Now let's set up the main processing workflow. Make sure you have:
1. Your sampled coordinates CSV file in the working directory
2. A 'shapefiles' directory containing your vector layers

In [None]:
# Define paths
sampled_data_path = "sampled_data_with_coords.csv"  # Path to your sampled coordinates CSV
shapefile_dir = "shapefiles"  # Directory containing your shapefiles
output_gpkg = "extracted_polygons.gpkg"  # Output GeoPackage file

# Check if input files/directories exist
if not os.path.exists(sampled_data_path):
    raise FileNotFoundError(f"Sampled data file not found: {sampled_data_path}")
if not os.path.exists(shapefile_dir):
    raise FileNotFoundError(f"Shapefile directory not found: {shapefile_dir}")

# Load coordinates
coords_df = load_sampled_coordinates(sampled_data_path)
print(f"Loaded {len(coords_df)} unique coordinate pairs")

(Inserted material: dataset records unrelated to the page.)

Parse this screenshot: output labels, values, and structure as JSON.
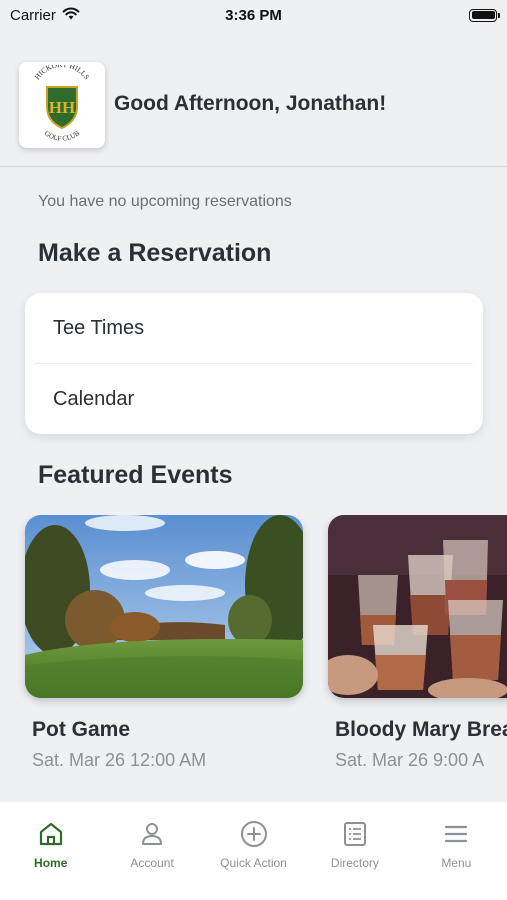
{
  "status_bar": {
    "carrier": "Carrier",
    "time": "3:36 PM"
  },
  "header": {
    "greeting": "Good Afternoon, Jonathan!",
    "logo": {
      "top_text": "HICKORY HILLS",
      "monogram": "HH",
      "bottom_text": "GOLF CLUB"
    }
  },
  "reservations": {
    "empty_message": "You have no upcoming reservations",
    "section_title": "Make a Reservation",
    "options": [
      "Tee Times",
      "Calendar"
    ]
  },
  "events": {
    "section_title": "Featured Events",
    "items": [
      {
        "name": "Pot Game",
        "date": "Sat. Mar 26 12:00 AM"
      },
      {
        "name": "Bloody Mary Brea",
        "date": "Sat. Mar 26 9:00 A"
      }
    ]
  },
  "tabbar": {
    "tabs": [
      {
        "label": "Home",
        "icon": "home-icon",
        "active": true
      },
      {
        "label": "Account",
        "icon": "account-icon",
        "active": false
      },
      {
        "label": "Quick Action",
        "icon": "plus-circle-icon",
        "active": false
      },
      {
        "label": "Directory",
        "icon": "directory-icon",
        "active": false
      },
      {
        "label": "Menu",
        "icon": "menu-icon",
        "active": false
      }
    ]
  },
  "colors": {
    "accent": "#2f6b2a",
    "background": "#eef0f3",
    "text": "#2b2f36",
    "muted": "#8d9197"
  }
}
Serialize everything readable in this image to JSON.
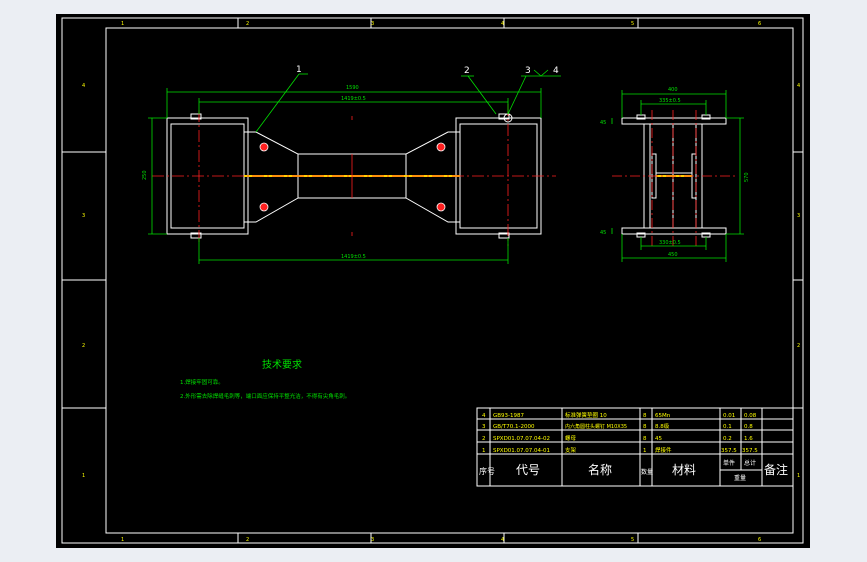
{
  "frame": {
    "zone_numbers_top": [
      "1",
      "2",
      "3",
      "4",
      "5",
      "6"
    ],
    "zone_numbers_bottom": [
      "1",
      "2",
      "3",
      "4",
      "5",
      "6"
    ],
    "zone_letters_left": [
      "4",
      "3",
      "2",
      "1"
    ],
    "zone_letters_right": [
      "4",
      "3",
      "2",
      "1"
    ]
  },
  "front_view": {
    "balloons": [
      "1",
      "2",
      "3",
      "4"
    ],
    "dim_overall_top": "1590",
    "dim_inner_top": "1419±0.5",
    "dim_bottom": "1419±0.5",
    "dim_left_height": "250"
  },
  "side_view": {
    "dim_top": "400",
    "dim_top_inner": "335±0.5",
    "dim_bottom": "450",
    "dim_bottom_inner": "330±0.5",
    "dim_right": "570",
    "dim_small_top": "45",
    "dim_small_bottom": "45"
  },
  "notes": {
    "title": "技术要求",
    "lines": [
      "1.焊接牢固可靠。",
      "2.外形需去除焊缝毛刺等，端口面应保持平整光洁，不得有尖角毛刺。"
    ]
  },
  "bom": {
    "rows": [
      {
        "no": "4",
        "code": "GB93-1987",
        "name": "标准弹簧垫圈 10",
        "qty": "8",
        "material": "65Mn",
        "single": "0.01",
        "total": "0.08"
      },
      {
        "no": "3",
        "code": "GB/T70.1-2000",
        "name": "内六角圆柱头螺钉 M10X35",
        "qty": "8",
        "material": "8.8级",
        "single": "0.1",
        "total": "0.8"
      },
      {
        "no": "2",
        "code": "SPXD01.07.07.04-02",
        "name": "螺母",
        "qty": "8",
        "material": "45",
        "single": "0.2",
        "total": "1.6"
      },
      {
        "no": "1",
        "code": "SPXD01.07.07.04-01",
        "name": "支架",
        "qty": "1",
        "material": "焊接件",
        "single": "357.5",
        "total": "357.5"
      }
    ],
    "header": {
      "no": "序号",
      "code": "代号",
      "name": "名称",
      "qty": "数量",
      "material": "材料",
      "single": "单件",
      "total": "总计",
      "weight": "重量",
      "remark": "备注"
    }
  },
  "colors": {
    "background": "#000000",
    "outline": "#ffffff",
    "dimension": "#00e000",
    "centerline": "#ff2020",
    "weld": "#ffd200",
    "text": "#ffff00",
    "app_bg": "#ebeef3"
  }
}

# Create points GeoDataFrame (assuming WGS 84 - EPSG:4326, adjust if different)
points_gdf = create_points_gdf(coords_df, crs="EPSG:4326")

## Process Shapefiles and Save Results

In [None]:
# Process each shapefile
for shapefile in Path(shapefile_dir).glob("*.shp"):
    layer_name = shapefile.stem
    print(f"Processing {layer_name}")
    
    try:
        # Extract intersecting polygons
        intersecting_polygons = extract_polygons(points_gdf, shapefile)
        
        # Save to GeoPackage
        intersecting_polygons.to_file(output_gpkg, 
                                    layer=layer_name, 
                                    driver="GPKG",
                                    mode='a' if os.path.exists(output_gpkg) else 'w')
        
        print(f"Saved {len(intersecting_polygons)} polygons for layer {layer_name}")
        
    except Exception as e:
        print(f"Error processing {layer_name}: {str(e)}")

print(f"\nAll layers have been processed and saved to {output_gpkg}")